More than 100 teachers packed into a tense union meeting on Thursday to protest the Detroit district’s academic calendar for 2019-2020, which they say was approved without their consent — and violated their contract.
District leaders say the teachers union, the Detroit Federation of Teachers, signed off on the calendar before it was approved by the board earlier this month. That cleared the way for the start of the school year for students to be moved to August 26 — or August 19 for teachers.
The change marks the first time in years that the district will start school before Labor Day. Other changes include reducing midwinter break to two days instead of a week. The number of instructional hours remains the same under the new calendar.
Superintendent Nikolai Vitti says the calendar change will better align the district to the schedule of state standardized tests — and ensure that students and teachers spend fewer summer days in classrooms that are not air-conditioned.

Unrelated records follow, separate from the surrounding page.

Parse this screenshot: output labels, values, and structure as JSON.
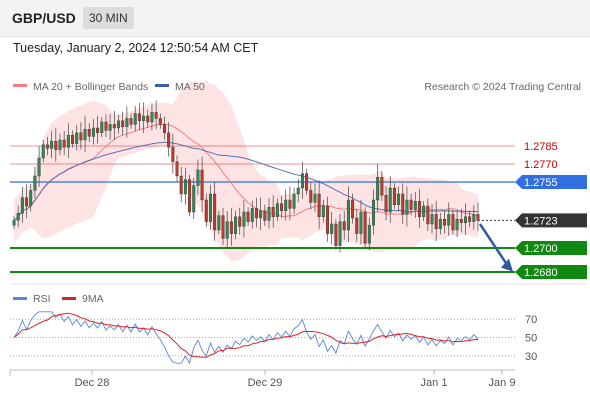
{
  "header": {
    "pair": "GBP/USD",
    "timeframe": "30 MIN",
    "datetime": "Tuesday, January 2, 2024 12:50:54 AM CET"
  },
  "legend": {
    "ma20_label": "MA 20 + Bollinger Bands",
    "ma50_label": "MA 50",
    "credit": "Research © 2024 Trading Central",
    "rsi_label": "RSI",
    "rsi_ma_label": "9MA"
  },
  "colors": {
    "ma20": "#f08080",
    "ma50": "#3a5fa8",
    "band_fill": "#fde0e0",
    "resistance": "#cc0000",
    "pivot": "#2f6fe0",
    "support": "#118811",
    "current": "#333333",
    "arrow": "#2f5a9e",
    "rsi": "#5b86d6",
    "rsi_ma": "#dd2222",
    "candle_up": "#2e8b57",
    "candle_down": "#c0392b"
  },
  "chart_data": {
    "type": "candlestick",
    "symbol": "GBP/USD",
    "price_axis_labels": [
      {
        "value": 1.2785,
        "label": "1.2785",
        "kind": "resistance"
      },
      {
        "value": 1.277,
        "label": "1.2770",
        "kind": "resistance"
      },
      {
        "value": 1.2755,
        "label": "1.2755",
        "kind": "pivot"
      },
      {
        "value": 1.2723,
        "label": "1.2723",
        "kind": "current"
      },
      {
        "value": 1.27,
        "label": "1.2700",
        "kind": "support"
      },
      {
        "value": 1.268,
        "label": "1.2680",
        "kind": "support"
      }
    ],
    "price_range": [
      1.2675,
      1.2825
    ],
    "x_ticks": [
      "Dec 28",
      "Dec 29",
      "Jan 1",
      "Jan 9"
    ],
    "closes": [
      1.2723,
      1.2729,
      1.2742,
      1.2735,
      1.2748,
      1.276,
      1.2775,
      1.2786,
      1.2783,
      1.2789,
      1.2782,
      1.279,
      1.2784,
      1.2794,
      1.2787,
      1.2796,
      1.279,
      1.2799,
      1.2793,
      1.28,
      1.2796,
      1.2805,
      1.2798,
      1.2803,
      1.28,
      1.2806,
      1.2801,
      1.2808,
      1.2803,
      1.2812,
      1.2806,
      1.281,
      1.2805,
      1.2813,
      1.2808,
      1.2803,
      1.2796,
      1.2784,
      1.2772,
      1.276,
      1.2745,
      1.2757,
      1.273,
      1.2752,
      1.2765,
      1.274,
      1.2722,
      1.2745,
      1.2715,
      1.2727,
      1.2708,
      1.2722,
      1.2712,
      1.2726,
      1.2718,
      1.273,
      1.2722,
      1.2733,
      1.2725,
      1.2731,
      1.2723,
      1.2734,
      1.2726,
      1.2737,
      1.2731,
      1.274,
      1.2733,
      1.2745,
      1.275,
      1.2762,
      1.2748,
      1.2738,
      1.2745,
      1.2726,
      1.2735,
      1.2712,
      1.272,
      1.2702,
      1.2722,
      1.2715,
      1.274,
      1.2725,
      1.2712,
      1.273,
      1.2704,
      1.2719,
      1.274,
      1.2759,
      1.2744,
      1.273,
      1.275,
      1.2736,
      1.2745,
      1.2728,
      1.274,
      1.2732,
      1.2739,
      1.2726,
      1.2735,
      1.272,
      1.2728,
      1.2716,
      1.2724,
      1.2719,
      1.2728,
      1.2715,
      1.2724,
      1.2721,
      1.2726,
      1.2722,
      1.2728,
      1.2723
    ],
    "rsi": {
      "levels": [
        70,
        50,
        30
      ],
      "range": [
        20,
        80
      ]
    }
  }
}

“DFT approved the calendar, along with all of our other employee unions,” Vitti said in an emailed statement, adding: “The calendar was created with several stakeholders, including students, parents.”
Terrence Martin, president of DFT, disagrees, saying the union and the district are still at the bargaining table, and that members should get a chance to weigh in on the calendar.
“The reality is that our local has neither agreed to nor signed off on the academic calendar,” Martin said in an emailed statement to Chalkbeat on Friday.
Some teachers weren’t sure who to believe after the meeting on Thursday.
Yabea Hall, a veteran pre-K teacher at Gompers Elementary who attended the meeting, said Martin told teachers he had not approved the calendar.
“Is he telling the truth? I don’t know,” she said of Martin. “But I hadn’t seen that calendar until I went to the board meeting” where it was approved.
In a voice vote on Thursday, members unanimously supported a resolution demanding that the district abandon the new calendar. The resolution calls for teachers to picket the board meeting on May 14.
The union “will view administration’s decision to proceed with the current calendar as a violation of our collective bargaining agreement and take appropriate action,” the resolution stated. (The full resolution is below.)
Hall voted in favor because she believes that students often don’t show up when school starts before Labor Day.
“You get three new kids this day, four new kids this day — you really can’t get into your routine of teaching when you start early because there are so many disruptions,” she said.
Teachers at the meeting also expressed frustration with the timing of the change, noting that some families have already planned vacations in late August that will now need to be cancelled.
Under the teachers’ contract, which was signed in 2017, the district and the union agreed to renegotiate the calendar for 2019-2020 this spring.
That’s exactly what happened, said Sonya Mays, a member of the Detroit school board.
“DFT approved that calendar,” she said.
The resolution argues, however, that the new calendar asks teachers to work more with less pay. Vitti disagrees, saying that some of the added days are actually just possible make-ups that would replace days when school is closed because of weather. In past years, the district hasn’t included make-up days, potentially putting the district at risk of falling short of state requirements.
Vitti said Friday that he plans to release a Q & A to “address misconceptions with the calendar with teachers, such as snow days” and professional development days.
The union resolution voices support for one aspect of the calendar: The addition of a new district holiday recognizing Eid al-Fitr, which marks the end of the Islamic holiday Ramadan.
While the Thursday meeting was crowded, it drew only a fraction of the district’s 3,600 teachers. But Martin made clear that they had his attention.
“Members have spoken loud and clear in opposition to the new and proposed” calendar, he said in the statement.
Relations between the district and the union have been mostly smooth in the first two years of Vitti’s tenure, especially when compared with the fierce antagonism between teachers and the state-appointed emergency managers who preceded him. The meeting on Thursday was the first in two years that drew teachers from more than half of the district’s schools, according to two union members who were present.
Teacher pay has gone up during that time, and the number of classrooms without certified teachers has declined, although it hasn’t been easy for teachers to adapt to the new K-8 curriculum adopted this year.
Vitti has been critical of the way educators were treated under emergency management, and has said that teachers in the district should be the “highest paid in the country” given the challenges of teaching in a city with a high child poverty rate and a long history of disinvestment.
Still, he’s not without critics in the classroom. Ben Royal, a fifth-grade teacher at Maybury Elementary who wrote the resolution against the new calendar, says Vitti has focused too much on improving test scores. He objects to Vitti’s stated interest in creating a merit pay system for teachers, although some version of that policy is required by the state.
Royal is part of a union faction that helped drive a teacher “sick-out” campaign that shut down most of the district in 2016.
“It’s time for the strike wave to come back home to Detroit so we can win real, quality public education for our students and our city,” he said.